Les Yeux sans visage (1960)
Le professeur Génessier, un célèbre chirurgien transplantologue, est responsable d’un accident dans lequel sa fille Christiane est sortie vivante mais avec un visage terriblement mutilé. Avec l’aide d’un assistant, elle attire des femmes dans son laboratoire pour prélever la peau de leurs visages et l’utiliser pour les blessures de sa fille. Une opération si difficile que Génessier doit la répéter encore et encore, après chaque échec des greffes. Christiane, un masque sur le visage, ne comprend toujours rien…
Les critiques français ont déclaré qu’il s’agissait soit d’une répétition de l’expressionnisme allemand, soit simplement d’une déception quant au passage du réalisateur du documentaire au film de genre. La presse britannique a affirmé que lorsqu’un réalisateur comme Georges Franju réalise un film d’horreur, on ne peut pas chercher des allégories ou des niveaux de lecture. Les Yeux sans visage furent projetés en salles en septembre 1986 pour accompagner des rétrospectives au National Film Theater de Londres et à la Cinémathèque Française. Avec un nouvel intérêt, le film commença à être réévalué.

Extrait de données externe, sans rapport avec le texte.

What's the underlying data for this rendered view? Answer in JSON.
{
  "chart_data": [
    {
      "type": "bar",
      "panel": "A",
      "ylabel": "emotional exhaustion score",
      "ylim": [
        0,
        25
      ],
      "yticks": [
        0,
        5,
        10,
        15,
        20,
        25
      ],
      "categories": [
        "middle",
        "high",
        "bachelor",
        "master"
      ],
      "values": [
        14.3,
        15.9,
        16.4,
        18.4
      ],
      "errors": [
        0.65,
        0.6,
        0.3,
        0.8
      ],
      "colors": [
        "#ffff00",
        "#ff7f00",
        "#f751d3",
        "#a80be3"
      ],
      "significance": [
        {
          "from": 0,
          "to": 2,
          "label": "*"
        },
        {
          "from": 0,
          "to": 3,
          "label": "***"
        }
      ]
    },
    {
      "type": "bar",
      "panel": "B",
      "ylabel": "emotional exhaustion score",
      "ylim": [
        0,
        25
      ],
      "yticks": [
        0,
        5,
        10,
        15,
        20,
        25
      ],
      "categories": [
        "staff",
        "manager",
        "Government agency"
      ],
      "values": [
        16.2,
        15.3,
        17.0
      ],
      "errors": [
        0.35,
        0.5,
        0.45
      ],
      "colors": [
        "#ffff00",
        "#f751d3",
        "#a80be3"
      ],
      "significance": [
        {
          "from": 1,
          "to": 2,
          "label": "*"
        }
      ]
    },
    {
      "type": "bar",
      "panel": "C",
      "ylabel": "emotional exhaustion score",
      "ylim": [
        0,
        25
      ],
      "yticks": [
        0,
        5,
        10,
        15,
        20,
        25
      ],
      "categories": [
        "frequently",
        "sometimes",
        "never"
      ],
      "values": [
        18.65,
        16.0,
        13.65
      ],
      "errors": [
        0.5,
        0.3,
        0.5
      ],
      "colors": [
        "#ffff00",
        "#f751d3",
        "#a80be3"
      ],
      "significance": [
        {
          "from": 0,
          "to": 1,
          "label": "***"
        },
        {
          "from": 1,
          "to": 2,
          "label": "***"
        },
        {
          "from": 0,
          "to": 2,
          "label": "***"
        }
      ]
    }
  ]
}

Le Moulin des femmes de pierre (1960)
Le Moulin des femmes de pierre est un film de 1960 réalisé par Giorgio Ferroni. Il est considéré comme l’un des plus grands exemples italiens de films d’horreur fantastique. C’est le premier film d’horreur italien tourné en couleur. Certains critiques ont relevé des références littéraires à Edgar Allan Poe, Apollinaire et Alberto Martini ainsi que des liens stylistiques non seulement avec André De Toth (The wax mask) ou Mario Bava (The mask of the devil), mais aussi, dans l’utilisation des plans, avec Luis Buñuel.
Des recherches sur l’art populaire néerlandais amènent l’étudiant Hans von Armin à rencontrer Gregorius Wahl, un sculpteur qui vit avec sa belle fille Elfi. Gregorius possède un imposant carillon à l’intérieur d’un moulin où apparaissent, à chaque heure, des statues grandeur nature de célèbres héroïnes du passé. Hans sera bientôt séduit par la jeune Elfi mais, plus tard rejetée, la jeune femme mourra, à cause d’une maladie, ce qui la conduira à une crise.
Plan 9 from Outer Space (1957)
Plan 9 from Outer Space est un film américain indépendant de science-fiction et d’horreur de 1957, produit, écrit, réalisé et monté par Ed Wood. Le film met en vedette Gregory Walcott, Mona McKinnon, Tor Johnson et « Vampira » (Maila Nurmi) et est raconté par Criswell. L’histoire du film porte sur des extraterrestres qui tentent d’empêcher l’humanité de produire une arme pouvant endommager l’espace profond.
Plan 9 from Outer Space a souvent été qualifié de « pire film jamais réalisé » — un cinéma tellement mauvais qu’il en devient fantastique, et qui a en réalité acquis un énorme culte. L’ombre visible du micro perche est clairement visible dans une scène dans le cockpit, tandis que le script peut être vu dans la main de Trent. L’acteur principal Gregory Walcott a commenté des années plus tard : « J’aimais Ed Wood, mais je ne le reconnaîtrais pas comme un génie. Son principal problème était de faire son prochain film. »
Le Jour où le monde a pris fin (1955)
C’est un film de science-fiction post-apocalyptique en noir et blanc de 1955, produit et réalisé par Roger Corman, avec Richard Denning, Lori Nelson, Adele Jergens, Paul Birch et Mike Connors. Chet Huntley de NBC, plus tard sur The Huntley-Brinkley Report, a joué le rôle de narrateur du film. Il a été lancé comme un film de série B en double programme avec Le Fantôme des 10 000 lieues.
Une guerre atomique a effectivement endommagé la majeure partie de la civilisation humaine, laissant la Terre polluée par des retombées radioactives. Une exception est un canyon isolé, entouré de falaises de plomb, où l’ancien commandant de la marine américaine Jim Maddison (Paul Birch) veille sur sa fille Louise (Lori Nelson) dans une maison qu’il a approvisionnée en prévision d’un tel armageddon. Louise est fiancée et sur le point de se marier, cependant son fiancé est porté disparu.